Dit onderzoek liet zien bij welk type casuïstiek huisartsen het op prijs stellen dat het laboratorium het initiatief neemt om testen toe te voegen en de uitslagen voorziet van commentaar. Het maakt duidelijk dat bij de meerderheid van de aangeboden fictieve casus, o.a. anemie, lipiden of leverenzymen, reflecterend testen positief gewaardeerd wordt. In een aantal gevallen wordt reflecterend testen minder op prijs gesteld, zoals bij het ongevraagd toevoegen van een troponine of PSA test. Het rapporteren van het getal alleen, nu veelal de dagelijkse praktijk, werd van de verschillende alternatieven in de meeste gevallen het minst gewaardeerd. Deze resultaten zijn vergelijkbaar met een recent uitgevoerde Britse studie2 en ondersteunen de e externe validiteit van het huidige onderzoek in de regio Oostelijk Zuid Limburg.
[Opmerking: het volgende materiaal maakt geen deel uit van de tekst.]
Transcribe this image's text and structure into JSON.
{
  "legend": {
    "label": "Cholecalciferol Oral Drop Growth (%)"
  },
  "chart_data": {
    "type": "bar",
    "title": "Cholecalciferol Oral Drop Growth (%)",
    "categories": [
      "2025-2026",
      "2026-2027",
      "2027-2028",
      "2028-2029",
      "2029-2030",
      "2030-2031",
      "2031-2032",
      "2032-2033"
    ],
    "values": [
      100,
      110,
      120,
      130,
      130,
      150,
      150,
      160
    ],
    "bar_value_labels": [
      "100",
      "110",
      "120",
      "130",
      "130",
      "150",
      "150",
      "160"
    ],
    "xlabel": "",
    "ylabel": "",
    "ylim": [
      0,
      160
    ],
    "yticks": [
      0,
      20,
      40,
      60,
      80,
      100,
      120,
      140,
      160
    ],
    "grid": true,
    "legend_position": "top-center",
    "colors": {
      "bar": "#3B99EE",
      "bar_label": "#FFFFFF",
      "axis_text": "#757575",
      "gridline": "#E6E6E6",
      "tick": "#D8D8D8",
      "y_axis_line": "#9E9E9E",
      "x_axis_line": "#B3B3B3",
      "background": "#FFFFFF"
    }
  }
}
Ook andere onderzoeken laten zien dat het toevoegen van commentaar door het laboratorium op prijs wordt gesteld door artsen.7-9 Een onderzoek onder eerstelijnspatiënten liet zien dat deze werkwijze ook door patiënten gewaardeerd wordt: een meerderheid van de ondervraagde patiënten (90%) gaf er de voorkeur aan dat het laboratorium op eigen initiatief het aanvullende onderzoek uitvoert zonder eerst de arts te consulteren.10

            In het tweede deel van deze exploratieve studie hebben wij aangetoond dat reflecterend testen volgens de responderende huisartsen in bijna alle gevallen (99%) positief werd beoordeeld en in de helft van de gevallen (53%) een actief effect had op het beleid van de huisartsen in de zin van nadere diagnostiek, medicatieaanpassing of verwijzing. De hoge respons (87% van de aangeschreven huisartsen reageerde) in aanmerking nemend, kunnen we concluderen dat reflecterend testen door een grote meerderheid van de huisartsen in deze regio als zinvol wordt ervaren. In een vervolgstudie willen wij deze bevinding verder onderzoeken aan de hand van patiëntendossiers.

            Een belangrijk, nog nader te onderzoeken, aspect van het aanvullend testen is de kosteneffectiviteit. Het toevoegen van testen aan een bestaande aanvraag is meestal goedkoper dan een tweede bloedafname. De extra kosten van het laboratorium moeten worden vergeleken met de winst voor de patiënt die behaald wordt als een diagnose eerder wordt gesteld, en de economische winst als eerder een gerichte behandeling kan worden gestart of een onnodige behandeling gestopt. Het reflecterend testen heeft betrekking op een kleine selectie van de patiënten. Onderzoek in onze eigen database laat zien dat ongeveer 20% van de rapporten afwijkende uitslagen hebben die door de laboratoriumspecialist worden beoordeeld. In ongeveer 2-4% van de rapporten worden extra testen en/of commentaar toegevoegd.

Wij concluderen dat de huisartsen in onze regio extra ondersteuning van het laboratorium in de vorm van reflecterend testen in het algemeen wenselijk vonden, vrijwel altijd als zinvol ervoeren en in ruim de helft van de gevallen aangaven dat het leidde tot nadere diagnostiek en aanpassing van de behandeling. Deze resultaten komen overeen met onderzoeksresultaten uit het buitenland.